Thames is hoping the two of them can stick around together just as long. And while Thames has no control over his future (his contract expires after the 2018 season) Braun is on the verge of having full control. This is the final week in which Braun can be traded without his permission. He gains 10-and-5 rights — 10 years in the major leagues, with at least five with the same team — on Sunday. Braun, whose contract expires after 2020, could spend his entire career in the Brewers organization unless he signs off on a deal.

Who would ever have imagined that after his 65-game suspension in 2013, going from the face of the franchise to an outcast, that Braun would be the last one standing?
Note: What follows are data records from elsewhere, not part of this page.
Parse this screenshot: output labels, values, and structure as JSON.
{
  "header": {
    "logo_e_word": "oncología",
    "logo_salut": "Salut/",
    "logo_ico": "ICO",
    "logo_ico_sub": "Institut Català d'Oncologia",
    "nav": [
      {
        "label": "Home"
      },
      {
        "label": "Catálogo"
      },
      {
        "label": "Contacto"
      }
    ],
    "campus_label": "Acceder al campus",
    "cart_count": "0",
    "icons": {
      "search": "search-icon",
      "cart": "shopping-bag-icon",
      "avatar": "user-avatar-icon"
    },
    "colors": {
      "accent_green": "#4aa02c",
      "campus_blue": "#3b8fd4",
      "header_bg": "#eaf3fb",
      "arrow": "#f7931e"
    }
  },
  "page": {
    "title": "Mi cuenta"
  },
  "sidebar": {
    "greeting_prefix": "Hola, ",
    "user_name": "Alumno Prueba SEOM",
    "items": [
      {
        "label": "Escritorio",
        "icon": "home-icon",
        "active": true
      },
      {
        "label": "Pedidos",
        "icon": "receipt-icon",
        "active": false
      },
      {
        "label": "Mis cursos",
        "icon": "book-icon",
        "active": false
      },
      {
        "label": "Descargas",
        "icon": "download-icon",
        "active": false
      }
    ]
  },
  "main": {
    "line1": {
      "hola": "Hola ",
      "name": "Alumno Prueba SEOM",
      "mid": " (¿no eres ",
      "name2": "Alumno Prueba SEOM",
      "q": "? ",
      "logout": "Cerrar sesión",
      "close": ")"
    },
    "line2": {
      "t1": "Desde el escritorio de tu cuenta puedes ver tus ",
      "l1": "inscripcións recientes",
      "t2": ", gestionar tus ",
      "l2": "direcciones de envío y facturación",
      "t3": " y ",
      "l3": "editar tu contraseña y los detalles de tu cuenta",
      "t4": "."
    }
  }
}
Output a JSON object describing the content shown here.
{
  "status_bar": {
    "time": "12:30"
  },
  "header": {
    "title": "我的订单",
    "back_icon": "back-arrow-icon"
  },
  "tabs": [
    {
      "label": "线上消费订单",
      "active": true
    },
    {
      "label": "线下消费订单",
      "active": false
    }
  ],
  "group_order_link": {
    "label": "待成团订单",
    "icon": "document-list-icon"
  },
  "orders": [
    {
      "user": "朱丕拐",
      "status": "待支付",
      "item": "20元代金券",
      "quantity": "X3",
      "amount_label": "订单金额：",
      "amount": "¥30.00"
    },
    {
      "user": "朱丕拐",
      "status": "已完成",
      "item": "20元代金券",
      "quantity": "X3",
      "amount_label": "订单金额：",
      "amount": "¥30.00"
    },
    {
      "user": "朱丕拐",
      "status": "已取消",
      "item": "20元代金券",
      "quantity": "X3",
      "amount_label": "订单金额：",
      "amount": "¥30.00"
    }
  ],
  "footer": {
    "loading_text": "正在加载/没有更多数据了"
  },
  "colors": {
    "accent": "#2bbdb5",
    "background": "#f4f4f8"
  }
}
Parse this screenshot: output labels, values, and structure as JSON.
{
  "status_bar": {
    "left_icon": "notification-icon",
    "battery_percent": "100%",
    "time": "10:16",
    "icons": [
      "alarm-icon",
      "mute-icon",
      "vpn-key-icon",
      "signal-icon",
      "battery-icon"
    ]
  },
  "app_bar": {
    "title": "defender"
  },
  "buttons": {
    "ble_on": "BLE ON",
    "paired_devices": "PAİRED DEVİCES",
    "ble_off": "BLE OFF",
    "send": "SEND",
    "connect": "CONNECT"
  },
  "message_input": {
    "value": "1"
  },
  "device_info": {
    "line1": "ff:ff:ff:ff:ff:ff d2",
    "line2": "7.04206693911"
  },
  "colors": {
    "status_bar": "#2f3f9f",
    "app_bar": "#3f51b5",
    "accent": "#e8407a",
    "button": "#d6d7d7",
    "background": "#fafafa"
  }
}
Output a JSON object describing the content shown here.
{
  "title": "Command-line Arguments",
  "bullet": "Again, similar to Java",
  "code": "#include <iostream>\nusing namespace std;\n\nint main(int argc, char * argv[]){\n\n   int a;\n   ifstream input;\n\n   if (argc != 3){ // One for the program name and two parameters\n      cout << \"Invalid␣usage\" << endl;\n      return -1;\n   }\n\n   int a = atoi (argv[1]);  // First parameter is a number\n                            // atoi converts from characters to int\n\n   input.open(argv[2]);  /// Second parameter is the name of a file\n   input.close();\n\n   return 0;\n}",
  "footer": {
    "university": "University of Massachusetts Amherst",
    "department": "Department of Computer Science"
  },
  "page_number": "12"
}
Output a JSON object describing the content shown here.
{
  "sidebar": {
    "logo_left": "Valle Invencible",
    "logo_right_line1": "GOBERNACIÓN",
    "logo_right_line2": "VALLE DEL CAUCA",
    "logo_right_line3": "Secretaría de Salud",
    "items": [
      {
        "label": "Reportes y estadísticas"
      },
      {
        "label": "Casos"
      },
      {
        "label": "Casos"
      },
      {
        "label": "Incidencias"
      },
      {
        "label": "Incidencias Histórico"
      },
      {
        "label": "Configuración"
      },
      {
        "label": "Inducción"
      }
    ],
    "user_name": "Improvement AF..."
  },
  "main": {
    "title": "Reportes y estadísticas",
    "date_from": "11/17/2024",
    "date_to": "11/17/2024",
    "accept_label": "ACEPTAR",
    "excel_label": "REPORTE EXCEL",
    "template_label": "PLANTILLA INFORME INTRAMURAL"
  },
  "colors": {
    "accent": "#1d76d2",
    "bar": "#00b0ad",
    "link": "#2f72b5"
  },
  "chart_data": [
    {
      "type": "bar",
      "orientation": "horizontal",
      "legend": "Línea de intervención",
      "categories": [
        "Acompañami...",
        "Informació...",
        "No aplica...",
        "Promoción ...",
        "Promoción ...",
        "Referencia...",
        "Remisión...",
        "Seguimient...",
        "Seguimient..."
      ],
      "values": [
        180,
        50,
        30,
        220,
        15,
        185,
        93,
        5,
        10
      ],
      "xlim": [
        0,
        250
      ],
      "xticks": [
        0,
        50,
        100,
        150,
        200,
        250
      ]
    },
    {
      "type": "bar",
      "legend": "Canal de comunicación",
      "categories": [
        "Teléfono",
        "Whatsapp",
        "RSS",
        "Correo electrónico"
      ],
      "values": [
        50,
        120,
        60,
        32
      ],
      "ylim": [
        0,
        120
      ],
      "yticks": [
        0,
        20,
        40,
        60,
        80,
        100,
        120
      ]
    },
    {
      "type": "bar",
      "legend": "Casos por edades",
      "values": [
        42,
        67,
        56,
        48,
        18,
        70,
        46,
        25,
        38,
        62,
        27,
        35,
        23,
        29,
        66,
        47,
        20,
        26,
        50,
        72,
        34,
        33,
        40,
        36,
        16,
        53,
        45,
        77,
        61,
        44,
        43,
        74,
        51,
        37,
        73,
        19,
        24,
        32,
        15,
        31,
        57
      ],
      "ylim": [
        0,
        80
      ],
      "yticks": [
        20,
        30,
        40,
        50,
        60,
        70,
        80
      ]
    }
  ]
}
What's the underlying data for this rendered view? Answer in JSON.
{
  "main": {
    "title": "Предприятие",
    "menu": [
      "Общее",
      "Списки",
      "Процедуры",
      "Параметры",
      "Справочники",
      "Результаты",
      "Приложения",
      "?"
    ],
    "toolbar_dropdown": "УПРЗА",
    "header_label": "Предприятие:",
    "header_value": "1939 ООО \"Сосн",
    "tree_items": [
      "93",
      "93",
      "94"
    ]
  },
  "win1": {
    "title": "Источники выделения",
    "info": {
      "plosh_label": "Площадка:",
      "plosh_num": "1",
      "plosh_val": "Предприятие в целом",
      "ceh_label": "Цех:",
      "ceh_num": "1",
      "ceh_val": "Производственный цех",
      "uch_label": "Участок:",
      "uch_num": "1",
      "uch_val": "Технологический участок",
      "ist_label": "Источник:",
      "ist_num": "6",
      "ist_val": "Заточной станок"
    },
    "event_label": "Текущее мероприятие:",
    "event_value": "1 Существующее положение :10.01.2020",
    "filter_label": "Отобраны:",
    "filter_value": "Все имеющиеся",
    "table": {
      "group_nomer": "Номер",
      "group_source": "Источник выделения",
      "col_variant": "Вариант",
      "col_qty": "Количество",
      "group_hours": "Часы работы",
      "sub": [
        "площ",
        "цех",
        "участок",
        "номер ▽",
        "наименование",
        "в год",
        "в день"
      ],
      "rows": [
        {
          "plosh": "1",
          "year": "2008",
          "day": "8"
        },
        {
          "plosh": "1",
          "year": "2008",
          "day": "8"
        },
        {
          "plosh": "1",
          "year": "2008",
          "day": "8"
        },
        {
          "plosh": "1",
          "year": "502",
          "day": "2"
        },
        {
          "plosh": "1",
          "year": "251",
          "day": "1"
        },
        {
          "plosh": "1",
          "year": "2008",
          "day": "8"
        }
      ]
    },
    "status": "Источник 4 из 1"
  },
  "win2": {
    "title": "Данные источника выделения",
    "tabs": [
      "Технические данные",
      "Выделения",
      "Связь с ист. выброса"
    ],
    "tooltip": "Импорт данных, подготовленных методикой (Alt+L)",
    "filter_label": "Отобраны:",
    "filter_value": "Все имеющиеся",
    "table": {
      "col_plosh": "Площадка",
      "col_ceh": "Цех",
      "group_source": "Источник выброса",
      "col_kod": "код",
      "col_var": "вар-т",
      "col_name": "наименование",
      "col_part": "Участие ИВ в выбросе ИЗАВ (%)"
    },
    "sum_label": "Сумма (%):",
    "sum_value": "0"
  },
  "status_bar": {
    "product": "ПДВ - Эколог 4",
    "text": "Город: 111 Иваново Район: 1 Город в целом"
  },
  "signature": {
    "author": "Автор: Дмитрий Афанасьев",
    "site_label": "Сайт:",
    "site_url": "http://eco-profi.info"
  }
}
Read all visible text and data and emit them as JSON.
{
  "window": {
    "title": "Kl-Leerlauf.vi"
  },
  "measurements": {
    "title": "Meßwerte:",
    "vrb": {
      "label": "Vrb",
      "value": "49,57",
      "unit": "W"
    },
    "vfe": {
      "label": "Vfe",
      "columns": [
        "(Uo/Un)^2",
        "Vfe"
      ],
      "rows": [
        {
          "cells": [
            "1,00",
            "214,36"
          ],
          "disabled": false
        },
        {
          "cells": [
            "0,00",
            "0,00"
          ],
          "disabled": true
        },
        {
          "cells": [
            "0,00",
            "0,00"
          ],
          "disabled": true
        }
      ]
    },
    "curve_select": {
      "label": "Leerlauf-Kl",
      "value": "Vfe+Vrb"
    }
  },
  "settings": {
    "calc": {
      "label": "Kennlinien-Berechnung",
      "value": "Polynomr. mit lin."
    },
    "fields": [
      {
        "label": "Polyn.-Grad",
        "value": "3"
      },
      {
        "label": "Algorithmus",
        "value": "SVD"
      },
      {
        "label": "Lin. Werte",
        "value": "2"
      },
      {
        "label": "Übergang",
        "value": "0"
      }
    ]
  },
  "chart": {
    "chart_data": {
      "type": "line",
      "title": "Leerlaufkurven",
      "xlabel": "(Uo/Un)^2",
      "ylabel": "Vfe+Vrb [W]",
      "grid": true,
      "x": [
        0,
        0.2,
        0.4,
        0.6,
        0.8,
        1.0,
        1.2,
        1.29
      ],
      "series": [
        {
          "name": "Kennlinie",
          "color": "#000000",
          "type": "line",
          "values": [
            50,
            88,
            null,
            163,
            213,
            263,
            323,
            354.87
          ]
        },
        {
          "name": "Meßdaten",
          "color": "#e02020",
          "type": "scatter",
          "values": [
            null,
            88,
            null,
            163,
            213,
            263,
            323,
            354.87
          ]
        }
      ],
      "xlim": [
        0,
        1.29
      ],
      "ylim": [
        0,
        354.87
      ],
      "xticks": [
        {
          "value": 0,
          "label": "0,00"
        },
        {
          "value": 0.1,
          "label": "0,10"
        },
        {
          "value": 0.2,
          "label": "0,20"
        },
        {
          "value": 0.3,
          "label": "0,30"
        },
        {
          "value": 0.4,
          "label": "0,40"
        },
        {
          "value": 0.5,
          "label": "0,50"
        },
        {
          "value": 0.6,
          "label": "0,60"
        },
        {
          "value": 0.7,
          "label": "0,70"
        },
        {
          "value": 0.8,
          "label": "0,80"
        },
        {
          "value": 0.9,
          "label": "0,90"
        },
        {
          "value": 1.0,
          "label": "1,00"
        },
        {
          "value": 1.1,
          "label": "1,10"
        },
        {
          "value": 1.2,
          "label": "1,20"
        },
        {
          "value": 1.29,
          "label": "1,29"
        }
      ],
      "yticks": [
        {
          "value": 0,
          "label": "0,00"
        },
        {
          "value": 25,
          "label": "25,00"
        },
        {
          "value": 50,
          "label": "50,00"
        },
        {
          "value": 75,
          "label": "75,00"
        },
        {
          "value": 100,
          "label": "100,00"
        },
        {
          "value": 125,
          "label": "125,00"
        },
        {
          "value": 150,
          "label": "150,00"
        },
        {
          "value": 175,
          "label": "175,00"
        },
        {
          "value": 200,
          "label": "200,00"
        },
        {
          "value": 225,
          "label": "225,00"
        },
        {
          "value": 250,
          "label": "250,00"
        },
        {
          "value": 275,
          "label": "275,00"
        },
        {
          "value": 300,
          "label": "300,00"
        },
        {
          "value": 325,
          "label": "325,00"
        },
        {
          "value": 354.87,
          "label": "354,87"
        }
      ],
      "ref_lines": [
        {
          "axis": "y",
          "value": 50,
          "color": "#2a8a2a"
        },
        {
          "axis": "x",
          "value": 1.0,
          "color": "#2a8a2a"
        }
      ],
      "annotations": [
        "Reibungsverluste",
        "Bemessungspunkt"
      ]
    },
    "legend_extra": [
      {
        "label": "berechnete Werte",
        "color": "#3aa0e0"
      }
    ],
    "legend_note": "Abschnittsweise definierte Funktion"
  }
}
“For the most part, I’ve always felt there was a higher likelihood that I’d be here than be traded,” he says. “And as long as we continue to stay competitive, I’m thrilled to stay here. That’s part of the equation that people forget.”

Once Sunday comes around, the only teams Braun likely would ever accept a trade to are the Dodgers and Angels, both close to his offseason home in Malibu. For Braun, the only significance of the date is the meaning. Ten years in one place, and the possibility of being there his entire career. It’s a milestone few achieve.

“It will be one of those moments that makes sense to take time to reflect upon it,” he says, “because it’s a really challenging thing to do. It’s something to be proud of.

“I don’t think it’s going to have any impact on any decisions I have moving forward, but at the same time, you never know what the future holds. Things can change, circumstances can change, so it’s nice to at least be in the position of power. If I’m fortunate to spend my whole career here, it’s something I’ll feel incredibly proud of.”

Yes, Milwaukee, a place where he became a star while perhaps grooming another.

“I know I’m going to continue to play well at a high level,” Braun says, “so this isn’t something about proving to anybody who doubts me. I think I have a chance to have a great year. Both of us do.”